A situação se agravou quando a Apple foi acusada de mentir sob juramento. A empresa alegou que a taxa de 27% foi baseada em estudos de grupos de trabalho sobre o valor agregado do ecossistema. No entanto, quando o juiz solicitou os documentos internos, essas justificativas não apareceram em lugar nenhum, levando o juiz a concluir que a real intenção era puramente a receita.
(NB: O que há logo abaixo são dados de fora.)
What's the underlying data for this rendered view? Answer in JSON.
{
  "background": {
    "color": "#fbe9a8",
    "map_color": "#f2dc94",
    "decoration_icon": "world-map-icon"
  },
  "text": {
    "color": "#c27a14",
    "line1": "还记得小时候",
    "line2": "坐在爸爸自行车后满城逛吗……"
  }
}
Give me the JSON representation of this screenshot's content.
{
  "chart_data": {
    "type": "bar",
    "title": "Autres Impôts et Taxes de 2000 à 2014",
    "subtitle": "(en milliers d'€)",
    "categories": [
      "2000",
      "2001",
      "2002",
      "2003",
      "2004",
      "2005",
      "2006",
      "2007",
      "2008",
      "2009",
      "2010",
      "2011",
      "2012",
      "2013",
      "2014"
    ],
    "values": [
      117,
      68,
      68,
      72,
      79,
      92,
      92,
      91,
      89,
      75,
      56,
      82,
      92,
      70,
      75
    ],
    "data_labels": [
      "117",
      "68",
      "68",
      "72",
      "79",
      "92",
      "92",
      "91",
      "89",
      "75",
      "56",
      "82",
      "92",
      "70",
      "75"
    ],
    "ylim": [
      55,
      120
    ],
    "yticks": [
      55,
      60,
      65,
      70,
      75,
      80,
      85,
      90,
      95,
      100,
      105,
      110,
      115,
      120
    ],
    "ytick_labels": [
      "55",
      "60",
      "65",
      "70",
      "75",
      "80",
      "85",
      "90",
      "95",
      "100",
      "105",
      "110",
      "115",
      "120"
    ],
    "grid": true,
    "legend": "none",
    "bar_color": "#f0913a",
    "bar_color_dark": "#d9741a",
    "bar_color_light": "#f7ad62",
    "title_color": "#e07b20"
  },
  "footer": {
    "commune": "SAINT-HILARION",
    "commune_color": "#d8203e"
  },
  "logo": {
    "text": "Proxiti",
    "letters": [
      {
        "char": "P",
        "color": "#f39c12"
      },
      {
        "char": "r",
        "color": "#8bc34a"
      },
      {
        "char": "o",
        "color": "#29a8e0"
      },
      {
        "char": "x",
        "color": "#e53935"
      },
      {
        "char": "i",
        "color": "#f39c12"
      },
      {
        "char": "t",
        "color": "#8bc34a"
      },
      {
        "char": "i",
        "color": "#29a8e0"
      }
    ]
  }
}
Um vice-presidente de finanças da Apple testemunhou sob juramento que a empresa “não tinha ideia” de qual comissão impor antes de janeiro de 2024. Contudo, documentos mostravam que a decisão de 27% havia sido tomada em julho do ano anterior. A falta de correção desse depoimento foi vista como uma mentira direta.

As Novas Ordens Judiciais

O juiz impôs medidas imediatas, sem direito a recurso ou adiamento, devido aos atrasos repetidos e à gravidade da conduta da Apple:

  1. Proibição de Comissão: A Apple está permanentemente proibida de impor qualquer comissão ou taxa sobre compras feitas fora do aplicativo. Consequentemente, não há mais necessidade de auditar ou monitorar essas atividades externas dos desenvolvedores.
  2. Liberdade de Comunicação: A Apple não pode mais controlar o que os desenvolvedores comunicam aos clientes fora do aplicativo.
  3. Liberdade nos Links: Proibição de restringir estilo, linguagem, formatação, quantidade ou posicionamento dos links de compra externa. Os desenvolvedores podem usar botões chamativos, como um link grande dizendo que o preço da Apple é maior.
  4. Inclusão Universal: Proibição de excluir categorias de aplicativos ou desenvolvedores de usar esses links.
  5. Neutralidade nas Transições: A Apple deve usar apenas uma mensagem neutra ao informar o usuário que ele está saindo para um site de terceiros, proibindo o uso de pop-ups de “scare-ware”. A mensagem deve ser um simples diálogo informando a mudança de site.
  6. Links Dinâmicos: Permissão para o uso de links dinâmicos que levam o consumidor a uma página de produto específica no estado logado, permitindo o repasse de detalhes do produto e do usuário.

O juiz determinou que essas restrições são imediatas, pois refletem as ações específicas tomadas pela Apple para violar a ordem anterior.

Consequências Finais

Como punição adicional, a Apple foi obrigada a pagar as custas judiciais do advogado da Epic. O juiz alertou que qualquer nova tentativa de interferir na competição resultará em sanções monetárias civis.

O golpe final foi o encaminhamento do caso a um promotor na Califórnia para investigar a Apple e o vice-presidente de finanças por desacato criminal ao tribunal e mentira sob juramento.

Em resumo, a corte concluiu que a Apple escolheu deliberadamente não cumprir a injunção com o objetivo de manter um fluxo de receita que já havia sido considerado anticompetitivo, superestimando o quanto o tribunal toleraria tal insubordinação.

Com esta decisão, os desenvolvedores agora podem “abrir as comportas” e informar os consumidores que existe uma opção de compra mais barata fora do ecossistema da Apple, algo que os usuários certamente receberão com descontentamento em relação à conduta anterior da empresa.